BishopAccountability.org

Time for a federal commission on sex abuse of children

By Arthur Mccaffrey
Inquirer
September 18, 2018

https://bit.ly/2OzesNE


Earlier this month, the New York attorney general initiated a criminal inquiry into clergy abuse of children in all the Catholic dioceses in New York state. This came fast on the heels of Pennsylvania's statewide grand jury investigation of Catholic clergy abuse, which was reported out by Attorney General Josh Shapiro on Aug. 14, exposing at least 1,000 cases of child abuse over a 70-year period.

New Jersey, New Mexico, Nebraska, and Missouri have similar criminal investigations underway. This follows previous inquiries in other states.

If you want to go back to ground zero, in Boston in 2002, Massachusetts Attorney General Tom Reilly may have issued the very first statewide report on July 23, 2003, when his 16-month investigation revealed that probably more than 1,000 children had been sexually abused  by priests and other church workers in the Archdiocese of Boston since 1940 — which averaged out to about 16 children per year up to 2003. By that time, Archbishop Cardinal Bernard Law, who presided over decades-long cover-ups of abuse,  had fled to Rome, leaving before he could be subpoenaed.

But no matter how many separate state inquiries are initiated, I predict that the findings will all repeat the vocabulary of "cover-up," "collusion," "enabling," "sacrificing children for the sake of the institution's reputation" — the same script gets replayed over and over. The time is long past for the criminality of the Roman Catholic Church to be treated as just a local or state problem — this is a national problem that is part of the global epidemic of child abuse.

We must insist that this country hold a national, federal inquiry that covers all 50 states. In doing so, the  United States will not be leading, but following, many other countries around the globe that have already conducted such national public inquiries — like tiny Ireland,  which took the lead in the last decade with three government reports and now has a fourth national ongoing inquiry by a Mothers and Babies Commission of Inquiry into mistreatment of mothers and infants in homes run by Catholic orders.

An Australian research study at the Royal Melbourne Institute of Technology reported last year on over 26 countries — including Australia, the United Kingdom, European nations, and Canada — that have held official, national public inquiries into institutional abuse. These include two ongoing government inquiries in England (IICSA) and Scotland (SCAI), following the completion of similar inquiries in Wales and Northern Ireland.

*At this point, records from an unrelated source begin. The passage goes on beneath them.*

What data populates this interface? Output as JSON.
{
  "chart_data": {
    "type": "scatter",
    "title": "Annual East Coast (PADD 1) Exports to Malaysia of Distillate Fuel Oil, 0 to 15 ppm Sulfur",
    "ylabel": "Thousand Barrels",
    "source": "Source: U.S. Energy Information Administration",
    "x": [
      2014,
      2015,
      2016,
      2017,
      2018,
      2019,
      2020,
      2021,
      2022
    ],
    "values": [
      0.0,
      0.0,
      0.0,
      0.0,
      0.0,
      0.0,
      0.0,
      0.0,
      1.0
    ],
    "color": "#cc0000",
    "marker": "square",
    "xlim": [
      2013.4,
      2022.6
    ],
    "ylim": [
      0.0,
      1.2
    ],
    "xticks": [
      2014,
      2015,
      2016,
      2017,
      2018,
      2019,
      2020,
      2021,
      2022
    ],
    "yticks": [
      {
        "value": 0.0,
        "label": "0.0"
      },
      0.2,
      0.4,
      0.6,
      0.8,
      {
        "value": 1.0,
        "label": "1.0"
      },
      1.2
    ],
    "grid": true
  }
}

One of the most extensive recent inquiries also took place in Australia, where a Royal Commission Into Institutional Responses to Child Sexual Abuse just issued a final report last December after a five-year inquiry that recorded over 8,000 testimonies from survivors of child abuse in  religious and secular institutions.

If President Nelson Mandela of South Africa could initiate a national Truth and Reconciliation Commission in 1994 to investigate decades of institutional injustice against victims of apartheid, can we not appoint a federal commission to investigate at least a century's worth of abuse of children? If Massachusetts and now Pennsylvania started the ball rolling, at least pick up the ball and run with it in a full-scale, national investigation of mistreatment of children in many institutions — not just the Catholic Church, but other religious and secular entities, including schools, universities, youth programs, etc.

I can think of few priorities that outrank the health, welfare and protection of our blessed children. So stop draining off scarce local and state resources which are bravely and conscientiously devoted to addressing institutional crime within local borders. Sexual predators (and their enablers) cross state lines all the time to pursue their perversion. Make this national epidemic a national priority with appropriate federal funding and government clout. Appoint a special prosecutor if necessary.

Nobody gets a pass when our children's lives are at stake. Nobody.